Emily M. Bender, Timnit Gebru, Angelina McMillan-Major, and Shmar- garet Shmitchell. 2021. On the Dangers of Stochastic Parrots: Can Language Models Be Too Big? 🦜. In Conference on Fairness, Accountability, and Trans- parency (FAccT ’21), March 3–10, 2021, Virtual Event, Canada. ACM, New York, NY, USA, 14 pages. https://doi.org/10.1145/3442188.3445922

Full text. This is required reading in my upper-level courses and might become required reading for all of my courses. It is an incisive, careful deconstruction of myths and hype surrounding large language models written by premiere experts in the field as early as 2021. It is highly prescient.

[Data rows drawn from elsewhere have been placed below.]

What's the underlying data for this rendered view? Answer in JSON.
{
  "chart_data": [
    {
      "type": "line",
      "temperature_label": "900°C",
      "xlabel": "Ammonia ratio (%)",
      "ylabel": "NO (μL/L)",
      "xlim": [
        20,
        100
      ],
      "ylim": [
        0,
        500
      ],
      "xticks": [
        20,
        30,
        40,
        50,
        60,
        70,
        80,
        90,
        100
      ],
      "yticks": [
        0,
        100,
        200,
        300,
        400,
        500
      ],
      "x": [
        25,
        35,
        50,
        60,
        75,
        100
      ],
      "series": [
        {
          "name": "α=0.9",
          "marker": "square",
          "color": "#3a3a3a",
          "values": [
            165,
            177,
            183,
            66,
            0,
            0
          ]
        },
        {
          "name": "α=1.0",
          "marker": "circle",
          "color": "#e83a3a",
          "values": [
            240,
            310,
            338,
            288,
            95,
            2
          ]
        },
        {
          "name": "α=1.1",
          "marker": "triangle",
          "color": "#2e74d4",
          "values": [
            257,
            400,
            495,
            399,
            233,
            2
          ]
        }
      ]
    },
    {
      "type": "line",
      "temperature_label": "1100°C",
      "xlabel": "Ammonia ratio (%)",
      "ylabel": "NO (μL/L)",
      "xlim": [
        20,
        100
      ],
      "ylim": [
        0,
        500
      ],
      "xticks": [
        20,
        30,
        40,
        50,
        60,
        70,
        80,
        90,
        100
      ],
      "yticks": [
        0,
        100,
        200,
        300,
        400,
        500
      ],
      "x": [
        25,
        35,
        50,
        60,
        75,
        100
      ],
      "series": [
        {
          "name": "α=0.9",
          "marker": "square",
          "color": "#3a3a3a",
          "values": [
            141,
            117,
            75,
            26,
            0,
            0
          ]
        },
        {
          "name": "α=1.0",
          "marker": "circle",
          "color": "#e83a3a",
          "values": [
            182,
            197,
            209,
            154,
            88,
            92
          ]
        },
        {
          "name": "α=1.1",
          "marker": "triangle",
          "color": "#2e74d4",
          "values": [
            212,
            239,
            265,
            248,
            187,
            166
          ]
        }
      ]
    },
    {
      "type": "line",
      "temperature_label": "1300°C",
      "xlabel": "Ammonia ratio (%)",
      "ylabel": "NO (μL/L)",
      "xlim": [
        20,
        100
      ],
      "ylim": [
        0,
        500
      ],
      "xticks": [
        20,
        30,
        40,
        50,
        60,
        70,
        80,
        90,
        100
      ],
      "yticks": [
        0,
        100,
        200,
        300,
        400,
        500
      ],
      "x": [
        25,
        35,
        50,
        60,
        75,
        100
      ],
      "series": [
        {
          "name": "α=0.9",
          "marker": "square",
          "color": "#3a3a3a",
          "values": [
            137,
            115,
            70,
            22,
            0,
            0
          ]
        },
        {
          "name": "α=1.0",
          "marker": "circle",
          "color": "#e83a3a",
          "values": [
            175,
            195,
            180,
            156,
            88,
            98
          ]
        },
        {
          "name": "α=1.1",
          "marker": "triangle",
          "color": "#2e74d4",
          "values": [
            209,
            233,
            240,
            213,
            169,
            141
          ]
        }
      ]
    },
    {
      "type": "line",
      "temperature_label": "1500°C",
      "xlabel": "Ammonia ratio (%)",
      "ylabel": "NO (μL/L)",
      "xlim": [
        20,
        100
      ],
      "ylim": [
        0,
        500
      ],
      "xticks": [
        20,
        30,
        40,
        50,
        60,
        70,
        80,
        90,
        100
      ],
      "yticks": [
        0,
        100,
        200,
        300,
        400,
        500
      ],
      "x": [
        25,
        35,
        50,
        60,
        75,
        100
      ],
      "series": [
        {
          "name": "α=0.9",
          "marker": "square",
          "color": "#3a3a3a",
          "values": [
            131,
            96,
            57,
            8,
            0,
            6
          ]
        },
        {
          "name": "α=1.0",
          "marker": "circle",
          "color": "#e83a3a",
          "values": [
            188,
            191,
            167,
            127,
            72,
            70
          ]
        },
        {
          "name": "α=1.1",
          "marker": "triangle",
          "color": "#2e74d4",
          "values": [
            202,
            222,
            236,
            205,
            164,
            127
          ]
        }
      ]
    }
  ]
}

Erz, Hendrik (2022). “I get your excitement about ChatGPT, but …”. hendrik-erz.de, 7 Dec 2022, https://www.hendrik-erz.de/post/i-get-your-excitement-about-chatgpt-but.

A very clear, tech-leaning layman’s read that concisely deconstructs some of the big problems with ChatGPT in its current form. It does hinge a little heavily on the idea that ChatGPT is “not a breakthrough”, which may leave the reader feeling like all the addressed problems would be solved if it were a “breakthrough”, but still a worthwhile read.

Chirag Shah and Emily M. Bender. 2022. Situating Search. In Proceedings of the 2022 ACM SIGIR Conference on Human Information Interaction and Retrieval (CHIIR ’22), March 14–18, 2022, Regensburg, Germany. ACM, New York, NY, USA, 12 pages. https://doi.org/10.1145/3498366.3505816

Full text. Addresses the question, “Isn’t it okay as a method of information retrieval that is easier to use than a search engine?” with a resounding “no, and a search engine is bad, too.” A framework-shifting kind of read; recommended as another angle on the limited scope of LLMs even in the areas their designers often purport them to be useful.